The more hot stories one submits, the more “authoritative” his account becomes. This tool eases the process of submission so one can be first to submit hot stories and get more friends and social media influence as a result. Someone with many friends can submit stories for link building and marketing purposes (camouflaged, of course).
Digg Alerter – Watch Digg for stories and see which ones are dug or buried. If a story starts turning hot, you can then submit it to other social media sites and get perks for doing so.
Add This Button – This is a button which you can place on your site/blog and let visitors add you to the social media site of their choice like Facebook, Digg, Del.icio.us, Myspace, YahooMyWeb and all other popular social platforms.
Online Copywriting Tools
There aren’t many copywriting tools, because you can’t automate writing.
Style Writer – This is an extremely useful tool, if like me, you have problems with your style. This tool works as a plugin to Word, Open Office or other writing software, and suggests corrections to your writing style to make it more punchy, simple and concise. It’s a good “coach” to help you learn to write in the active tense vs. the weak passive tense. The active tense has been proven to get more conversions online, so if writing is one your tasks, I highly recommend this tool.

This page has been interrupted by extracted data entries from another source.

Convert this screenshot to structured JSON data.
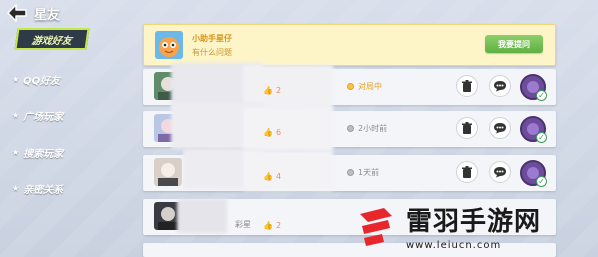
{
  "header": {
    "title": "星友"
  },
  "sidebar": {
    "active_tab": "游戏好友",
    "items": [
      {
        "label": "QQ好友"
      },
      {
        "label": "广场玩家"
      },
      {
        "label": "搜索玩家"
      },
      {
        "label": "亲密关系"
      }
    ]
  },
  "helper": {
    "name": "小助手星仔",
    "subtitle": "有什么问题",
    "ask_label": "我要提问"
  },
  "friends": [
    {
      "likes": "2",
      "status": "对局中",
      "status_type": "online"
    },
    {
      "likes": "6",
      "status": "2小时前",
      "status_type": "offline"
    },
    {
      "likes": "4",
      "status": "1天前",
      "status_type": "offline"
    },
    {
      "likes": "2",
      "partial_name": "彩星"
    }
  ],
  "watermark": {
    "title": "雷羽手游网",
    "url": "www.leiucn.com"
  },
  "colors": {
    "accent_green": "#c5e84a",
    "helper_bg": "#fdf4c8",
    "online": "#e6a21e",
    "offline": "#8c8c96",
    "watermark_red": "#e8272c"
  }
}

We – We Calculator – Many companies are stuck with “we-we” copywriting, talking about themselves instead of the ONLY person that matter online: the visitor. Use this tool to check how self-focused your website is. A good ratio is 30 percent or lower.
Thesaurus – I use Thesaurus when I run out of words or use certain ones too often. After Ask.com purchased dictionary.com (which owns Thesaurus), they cluttered this tool with adverts everywhere they can, so I bet it’s losing some of its users. It’s still a good tool though.
Online BS Generator – Play with this tool to find out what to avoid in your copy writing. “We visualize strategic bandwidth to grow bricks-and-clicks niches, aggregate end-to-end action-items and to optimize extensible models.” Plain language rules.